During that time I took the opportunity to have a rest, and use my management skills to develop a business proposition which focused directly on the last of my 'big ones': finding a provider to support Peter's care and rehabilitation in our home. In 18 months we had gone through about 100 care workers and two agencies. Neither agency could develop and retain a full team for any length of time that had the skills to support Peter and his injury within a normal family situation.

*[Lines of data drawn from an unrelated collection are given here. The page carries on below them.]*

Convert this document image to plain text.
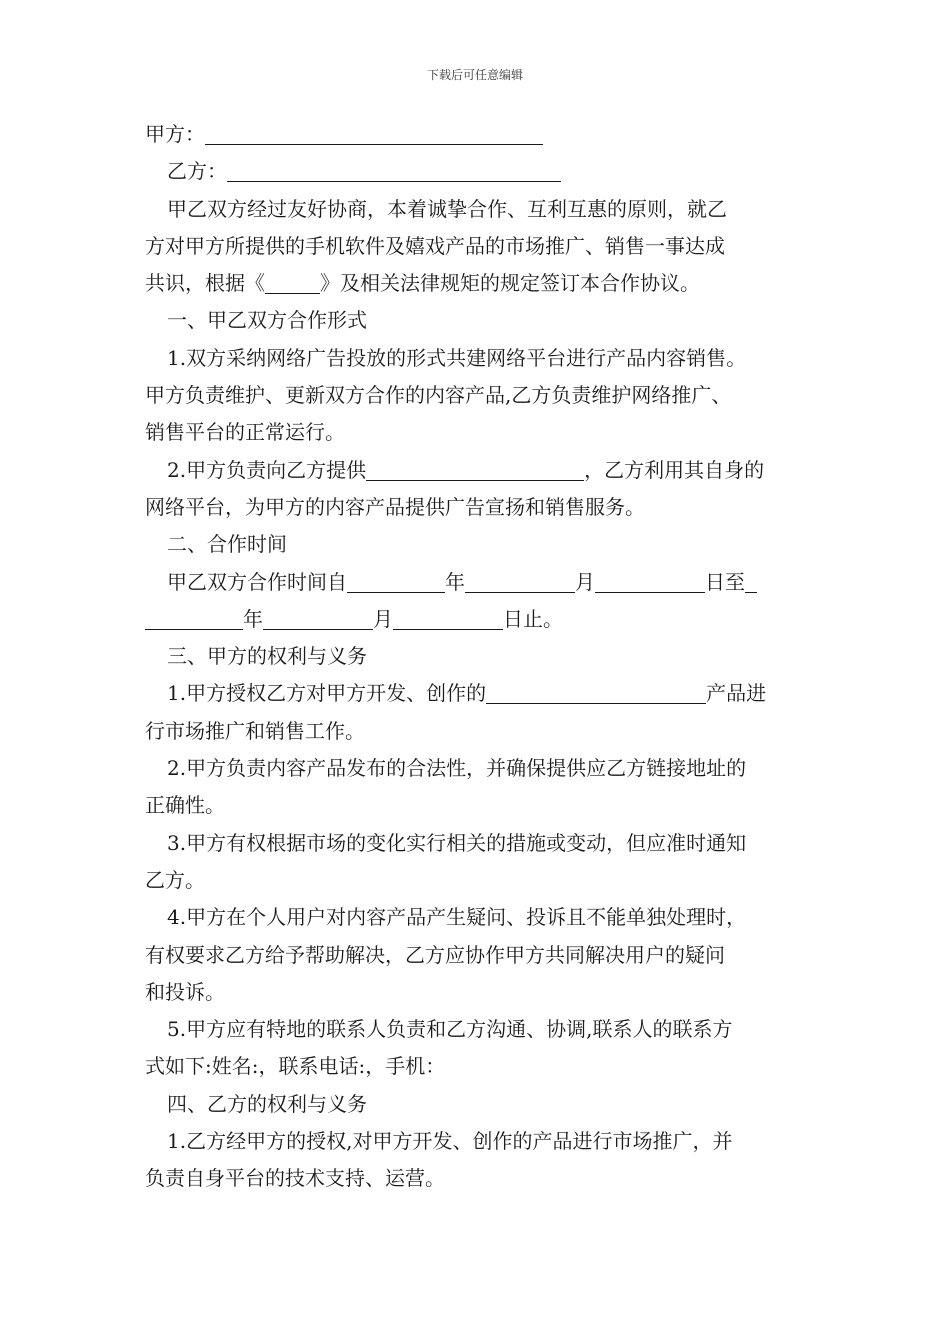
下载后可任意编辑
甲方：
乙方：
甲乙双方经过友好协商，本着诚挚合作、互利互惠的原则，就乙
方对甲方所提供的手机软件及嬉戏产品的市场推广、销售一事达成
共识，根据《	》及相关法律规矩的规定签订本合作协议。
一、甲乙双方合作形式
1.双方采纳网络广告投放的形式共建网络平台进行产品内容销售。
甲方负责维护、更新双方合作的内容产品,乙方负责维护网络推广、
销售平台的正常运行。
2.甲方负责向乙方提供	，乙方利用其自身的
网络平台，为甲方的内容产品提供广告宣扬和销售服务。
二、合作时间
甲乙双方合作时间自	年	月	日至
年	月	日止。
三、甲方的权利与义务
1.甲方授权乙方对甲方开发、创作的	产品进
行市场推广和销售工作。
2.甲方负责内容产品发布的合法性，并确保提供应乙方链接地址的
正确性。
3.甲方有权根据市场的变化实行相关的措施或变动，但应准时通知
乙方。
4.甲方在个人用户对内容产品产生疑问、投诉且不能单独处理时，
有权要求乙方给予帮助解决，乙方应协作甲方共同解决用户的疑问
和投诉。
5.甲方应有特地的联系人负责和乙方沟通、协调,联系人的联系方
式如下:姓名:，联系电话:，手机：
四、乙方的权利与义务
1.乙方经甲方的授权,对甲方开发、创作的产品进行市场推广，并
负责自身平台的技术支持、运营。
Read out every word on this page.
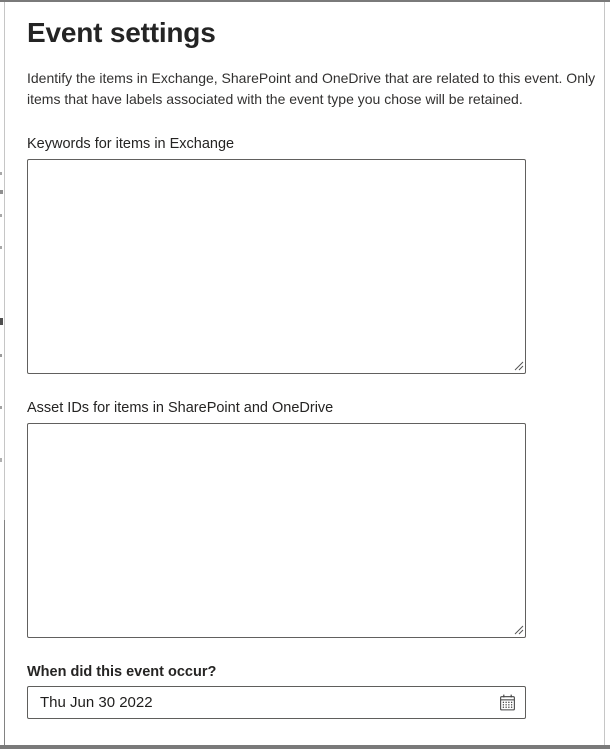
Event settings

Identify the items in Exchange, SharePoint and OneDrive that are related to this event. Only
items that have labels associated with the event type you chose will be retained.

Keywords for items in Exchange
Asset IDs for items in SharePoint and OneDrive
When did this event occur?
Thu Jun 30 2022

Also, Peter was physically and verbally abused during this time. His experiences made me even more determined to have Peter at home with us, and to have direct control over the people who support Peter.
Our company took over the contract to manage Peter's care last October. Within three months we had a team of experienced care workers and rehab assistants who I believe deliver an unsurpassed service. Our company is called Whatever It Takes Home Based Rehabilitation Services, and its focus is delivering a quality home based rehabilitation programme that supports the client's and their family's goals.
All of this progress has come at a high personal cost. I become extremely anxious whenever I am away from Peter and the girls. I try to avoid travel as much as possible, but when I do need to spend a night away, it affects me to the point where I feel like I'm having a panic attack. My anxiety is based on fear of something happening to me or my family while we are apart. I especially worry about what would happen to them if something happens to me.
I mainly experience this anxiety on planes. Recently I was staying with a friend in Wellington who is married to an All Black. I was telling them about my fear, and my friend said she experiences this too. She told me a story about how the All Blacks were flying back from overseas, and some of the wives were also on the plane. There was bad turbulence during the flight, and the CEO sitting next to my friend said "surely God wouldn't kill all the All Blacks!"
So now my philosophy is "surely God wouldn't test me any more than he already has; I think I've proved myself!" It's kind of working, by maybe I need counselling for the long-lasting effect.
This same anxiety is behind ensuring that our business succeeds, because if they are financially stable, Peter and the girls will always be fine, and able to afford the care and support they need. I know that our extended family and friends are so there for them if needed ... but everyone has their own lives to lead, and it wouldn't be fair to rely on them.
Since we took over Peter's care he had made significant progress. He has travelled overseas with our family. He is able to stand using a standing frame. Peter has begun to say words, he is eating and drinking orally, he is coaching an outrigger canoe team, he is actively involved in our children's activities, and he is a wonderful husband that contributes to all decisions relating to our family.
Peter is also an inspiration to so many people, and we are able to spend an incredible amount of quality time together as a family. Most importantly, our family is happier than I ever imagined possible despite the challenges we have faced. Peter's disability has not disadvantaged us and we have certainly not allowed it to stop us from having an ordinary life, or doing the things we want to do.
Relationships are defined by the hard times, and that being the case, I am thankful for every experience we have shared. There is no place I would rather be than where I am right now: with my beautiful husband and children, all together in our home, appreciating every second we have together.
We would like to thank Charmeyne, Peter, and their extended family for sharing their story with us.